A more systematic and advanced approach to prototype research ideas
This repository contains an easy-to-use and easy-to-follow code base that aids in fast prototyping machine learning research ideas. The code base relies on the TensorFlow framework, but the same coding style can be incorporated with any ML library such as py-torch and caffe. Each file in this project has been written by keeping one thing in mind: multiple experimentations with several revisions of ML models and several revisions of hyper-parameters. Thus, this code base is an initial step to manage the experiments in a more systematic way and track the multiple result output with ample amount of variations and visualizations.
Some key features
- Bayesian optimizer for hyper-parameter search before you start your training.

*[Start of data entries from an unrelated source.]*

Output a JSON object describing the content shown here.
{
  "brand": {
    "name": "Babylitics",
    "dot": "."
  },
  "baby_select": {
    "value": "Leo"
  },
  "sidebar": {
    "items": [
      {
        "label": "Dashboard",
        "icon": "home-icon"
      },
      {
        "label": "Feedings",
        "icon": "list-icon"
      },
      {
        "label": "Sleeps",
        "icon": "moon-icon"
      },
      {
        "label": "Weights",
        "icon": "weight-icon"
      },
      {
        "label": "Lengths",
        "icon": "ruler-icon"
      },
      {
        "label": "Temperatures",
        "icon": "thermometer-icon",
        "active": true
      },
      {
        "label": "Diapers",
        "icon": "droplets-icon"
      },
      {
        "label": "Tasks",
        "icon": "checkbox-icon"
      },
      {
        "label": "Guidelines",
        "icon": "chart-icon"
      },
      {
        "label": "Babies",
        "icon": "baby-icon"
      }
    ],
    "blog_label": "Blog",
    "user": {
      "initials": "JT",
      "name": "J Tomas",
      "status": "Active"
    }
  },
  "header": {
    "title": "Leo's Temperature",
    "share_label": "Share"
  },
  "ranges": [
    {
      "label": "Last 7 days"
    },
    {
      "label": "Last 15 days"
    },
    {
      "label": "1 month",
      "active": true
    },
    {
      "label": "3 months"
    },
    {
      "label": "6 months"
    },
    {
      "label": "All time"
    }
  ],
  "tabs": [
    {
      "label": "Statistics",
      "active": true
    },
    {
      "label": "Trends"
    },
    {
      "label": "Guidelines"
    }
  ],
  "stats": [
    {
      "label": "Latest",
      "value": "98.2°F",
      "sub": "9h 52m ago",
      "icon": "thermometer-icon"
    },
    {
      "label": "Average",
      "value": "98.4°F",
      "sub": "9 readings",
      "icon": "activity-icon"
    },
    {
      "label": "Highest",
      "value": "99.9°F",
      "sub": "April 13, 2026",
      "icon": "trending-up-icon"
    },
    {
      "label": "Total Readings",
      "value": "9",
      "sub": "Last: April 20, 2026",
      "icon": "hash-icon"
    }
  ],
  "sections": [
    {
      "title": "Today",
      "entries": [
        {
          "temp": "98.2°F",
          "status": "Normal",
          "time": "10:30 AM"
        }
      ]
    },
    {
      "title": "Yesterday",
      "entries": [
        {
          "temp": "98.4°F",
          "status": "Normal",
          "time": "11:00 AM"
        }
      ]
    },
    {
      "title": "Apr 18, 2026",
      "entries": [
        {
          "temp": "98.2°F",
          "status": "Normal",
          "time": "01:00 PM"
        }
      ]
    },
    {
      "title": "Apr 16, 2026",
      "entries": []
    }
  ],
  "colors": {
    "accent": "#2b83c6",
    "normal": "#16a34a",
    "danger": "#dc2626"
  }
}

- Inclusion of ready to use popular dataset processing scripts (such as MNIST, CIFAR, IMAGENET).
- Takes full advantage of TensorFlow's fast data pipeline and efficient GPU computation algorithms.
- Get notifications of the training progress on your mobile phone.
- Highly extensible and easy to modify source code.
- Extensive guide and comments in the project to guide you through the implementation of a new feature
- Interesting visualizations such as distribution plots of intermediate layers of neural networks
Upcoming features
- Support for training detection models, with more modularity.
Dependencies
numpy
ntfy
slackclient
ntfy[slack]
tensorflow
or tensorflow_gpu
keyboard
opencv_python
netron
wget
pathlib
statistics
argparse
scikit-optimize
matplotlib
scipy
Pillow
six
Tested on python version 2 and 3
All packages can be updated/installed with pip install -r requirements.txt
except ntfy[slack]
. Install ntfy[slack]
seperately with pip install ntfy[slack]
post requirements.txt installation.
About the code-base
The main controller is master.py. There are two parts which needs further explaination.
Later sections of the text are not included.